Adopté en octobre 2023 à une très large majorité au Parlement européen (578 voix pour, 24 contre, 19 abstentions), cet outil juridique surnommé « bazooka » permet à l'Union européenne de se défendre contre des pressions économiques jugées illégitimes. Lorsqu'un pays tiers tente d'influencer une décision européenne par le biais de mesures économiques hostiles - avec des surtaxes, comme le font les États-Unis actuellement ou des restrictions à l'investissement, des intimidations commerciales - l'UE a les moyens riposter. Ou au moins d'agiter ce mécanisme comme une menace puissante pour exister dans la négociation.
À l'origine, l'instrument anti-coercition n'a, en effet, pas été conçu comme une arme offensive.

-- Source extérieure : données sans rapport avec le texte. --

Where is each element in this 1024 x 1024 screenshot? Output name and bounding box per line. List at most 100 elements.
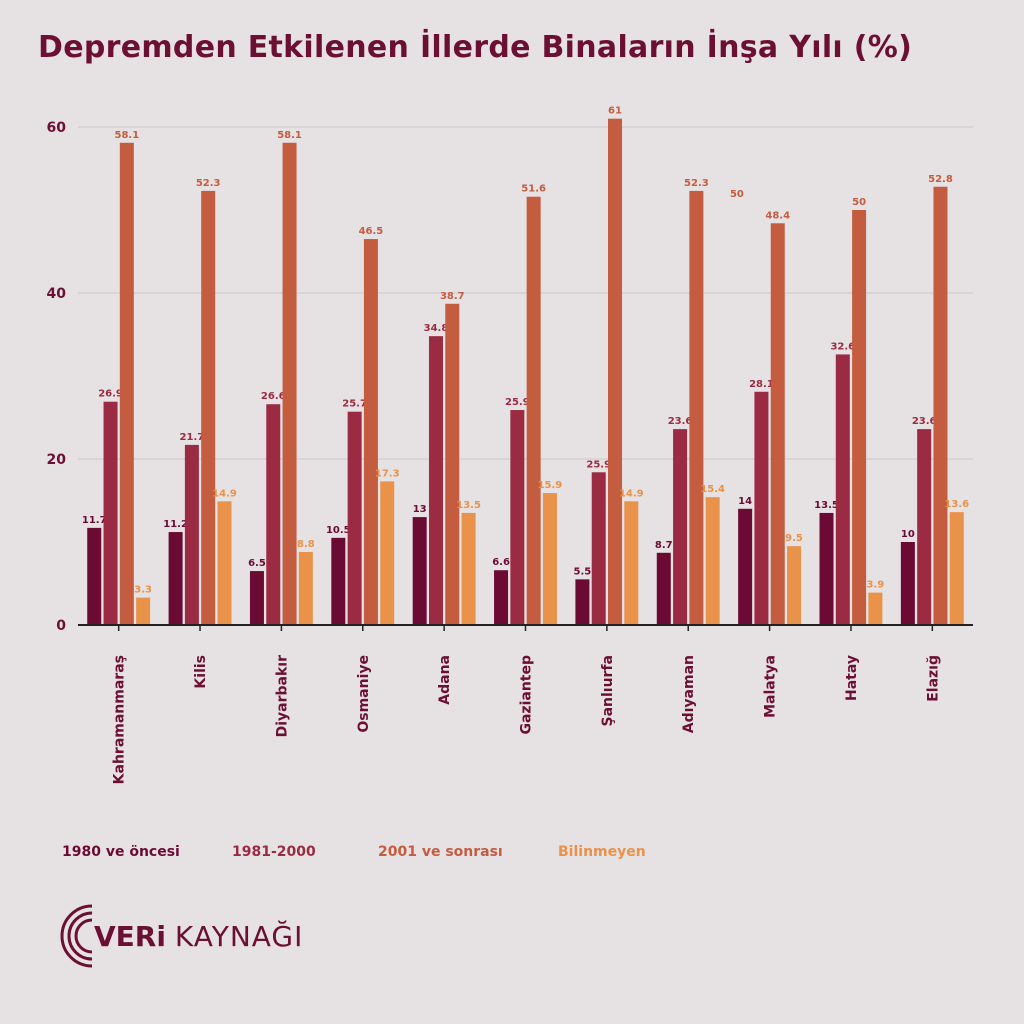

Comme l'explique le Parlement européen : « L'objectif de cet outil anti-coercition est d'agir comme un moyen de dissuasion, en permettant à l'UE de résoudre les conflits commerciaux par la négociation ». Un outil pensé suite à la tentative de la Chine, en 2022, d'étouffer l'économie lituanienne, après que le pays balte eut ouvert une représentation de Taïwan sur son sol, provoquant l'ire du géant asiatique.
En outre, l'Europe avait besoin de se doter de moyens de défense de ses intérêts économiques, aujourd'hui menacés par la hausse des droits de douane promise par Donald Trump. D'autant que l'Europe ne peut plus s'appuyer sur l'Organisation mondiale du commerce (OMC) pour la défendre : l'OMC ne fonctionne plus, paralysé par la non-nomination des juges de son organe (tribunal) d'appel de la part des...Américains. Sans juge, pas de jugements, pas de sanctions : les adversaires du libre-échange ont la voie libre.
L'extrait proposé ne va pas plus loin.